Jesus também andou e correu. Intermináveis idas e vindas a todos os cantos, a todos os desertos, a todas as beiras de lagos, a todas as cidades, a Jerusalém. Correu atrás dos encontrados e correu, sobretudo, atrás dos perdidos. A ele, nenhuma honra. “Por isso Deus o exaltou e lhe deu um Nome que está acima de todo nome” (Fl 2,9). Mais do que ninguém, ele soube que o mistério da vida passava pelo mistério da morte. Antes de todos, ele soube que quem quisesse ganhar a própria vida, iria perdê-la.

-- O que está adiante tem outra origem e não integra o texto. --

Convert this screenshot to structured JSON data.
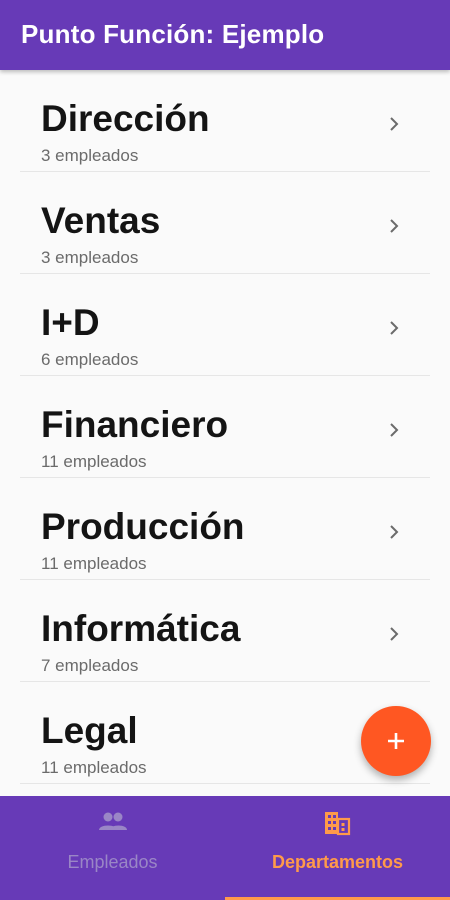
{
  "app": {
    "title": "Punto Función: Ejemplo"
  },
  "departments": [
    {
      "name": "Dirección",
      "count": "3 empleados"
    },
    {
      "name": "Ventas",
      "count": "3 empleados"
    },
    {
      "name": "I+D",
      "count": "6 empleados"
    },
    {
      "name": "Financiero",
      "count": "11 empleados"
    },
    {
      "name": "Producción",
      "count": "11 empleados"
    },
    {
      "name": "Informática",
      "count": "7 empleados"
    },
    {
      "name": "Legal",
      "count": "11 empleados"
    }
  ],
  "fab": {
    "icon": "add-icon",
    "color": "#ff5722"
  },
  "bottom_nav": {
    "tabs": [
      {
        "label": "Empleados",
        "icon": "people-icon",
        "active": false
      },
      {
        "label": "Departamentos",
        "icon": "building-icon",
        "active": true
      }
    ]
  },
  "colors": {
    "primary": "#673ab7",
    "accent": "#ff9a4a",
    "fab": "#ff5722",
    "background": "#fafafa"
  }
}
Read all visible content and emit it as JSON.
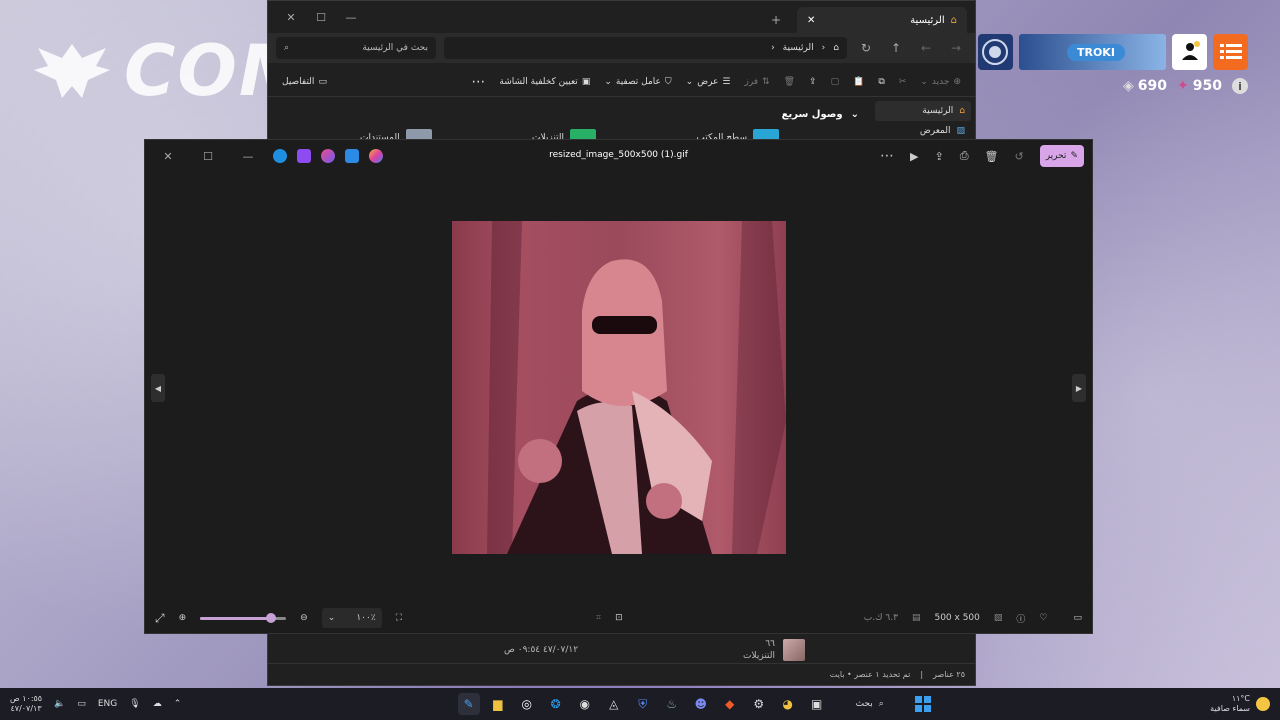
{
  "game": {
    "logo_text": "COMP",
    "player_name": "TROKI",
    "currency_a": "690",
    "currency_b": "950"
  },
  "explorer": {
    "tab_title": "الرئيسية",
    "search_placeholder": "بحث في الرئيسية",
    "path": "الرئيسية",
    "toolbar": {
      "new": "جديد",
      "sort": "فرز",
      "view": "عرض",
      "filter": "عامل تصفية",
      "set_wallpaper": "تعيين كخلفية الشاشة",
      "details": "التفاصيل"
    },
    "sidebar": [
      "الرئيسية",
      "المعرض"
    ],
    "quick_access": {
      "label": "وصول سريع",
      "items": [
        "سطح المكتب",
        "التنزيلات",
        "المستندات"
      ]
    },
    "file_row": {
      "name": "٦٦",
      "location": "التنزيلات",
      "date": "٤٧/٠٧/١٢ ٠٩:٥٤ ص"
    },
    "status": {
      "count": "٢٥ عناصر",
      "selected": "تم تحديد ١ عنصر • بايت"
    }
  },
  "viewer": {
    "filename": "resized_image_500x500 (1).gif",
    "edit_label": "تحرير",
    "zoom": "١٠٠٪",
    "dimensions": "500 x 500",
    "filesize": "٦.٣ ك.ب",
    "zoom_fraction": 0.82
  },
  "taskbar": {
    "search_label": "بحث",
    "language": "ENG",
    "time": "١٠:٥٥ ص",
    "date": "٤٧/٠٧/١٣",
    "temperature": "١١°C",
    "weather": "سماء صافية"
  }
}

Os santos correram. Uns correram para resguardar as crianças, outros correram para socorrer os jovens e os velhos, os pobres e os analfabetos, os que não tinham nada e os que não tinham nem a si mesmos. Uns correram para ganhar a vida, outros correram para perder a própria vida. O novo santo, o Papa João Paulo II também correu. Correu atrás de todos, sem distinção. Quem conseguirá esquecer a última cena, quando ele quis, desafiando todos os próprios limites da natureza, falar ainda uma última palavra, e a voz não lhe saiu? A impressão que se teve, naquele dia, era a de alguém correndo atrás da própria voz. Ele não fez conta da própria vida. Ganhou muito mais do que ela podia lhe oferecer.
Por que você corre, pra que você corre, pra onde você corre? “Quem quiser ganhar a própria vida, vai perdê-la, mas quem não fizer conta da própria vida, vai conservá-la” (Lc 17,33). Atrás do que você corre? Corremos porque sabemos que não sabemos aonde chegar. Por isso corremos. Mas quanto mais corremos a esmo, mais nos deparamos com o triste fato de não sair do lugar, de ter corrido em círculos, como animal atrás da própria cauda. Entre atropelos de problemas, na cidade, o povo passa, aperta o passo, olha a vida e nada vê. Corremos tanto. Tantos correram tanto. A diferença enorme entre nós e eles, pelo menos, dos que falei acima, é que para eles havia direção, e a direção nunca indicava o próprio umbigo. Era sempre para o outro. Essa é a mística pascal: perder para ganhar. Num mundo onde a ordem é “ganhe” – seja como e de quem for – se a contraordem for “perca”, vai parecer loucura. A mesma que os cristãos de Corinto nem queriam ouvir falar. Lá, os judeus pediam sinais e os gregos, sabedoria. Aqui, uns querem milagres, outros, tecnologia. É sempre assim. “Nós, porém, anunciamos Cristo crucificado, escândalo para uns e loucura para outros” (1Cor 1,23). Porém, para todos, poder e sabedoria de Deus.
O Mistério Pascal começa no deserto do Sinai, atravessa o Mar Vermelho, entre areias e águas, marcado pela não permanência da vida. Nada fica. Tudo é muito frágil, veloz e atravessado de medo e angústia. Para atravessar o deserto foi preciso saber a direção da Terra Prometida. Para atravessar a vida é preciso conhecer a direção do Coração de Cristo, onde nosso coração consegue repousar em paz. Essa é a direção da Páscoa. Essa é a sua direção. Vá e não olhe pra trás. Caminhe. Não tenha medo.
A todos, abençoado Tempo Pascal! Para cada irmão que você encontrar, meu irmão, minha irmã, seja a face do Senhor vivo, ressuscitado.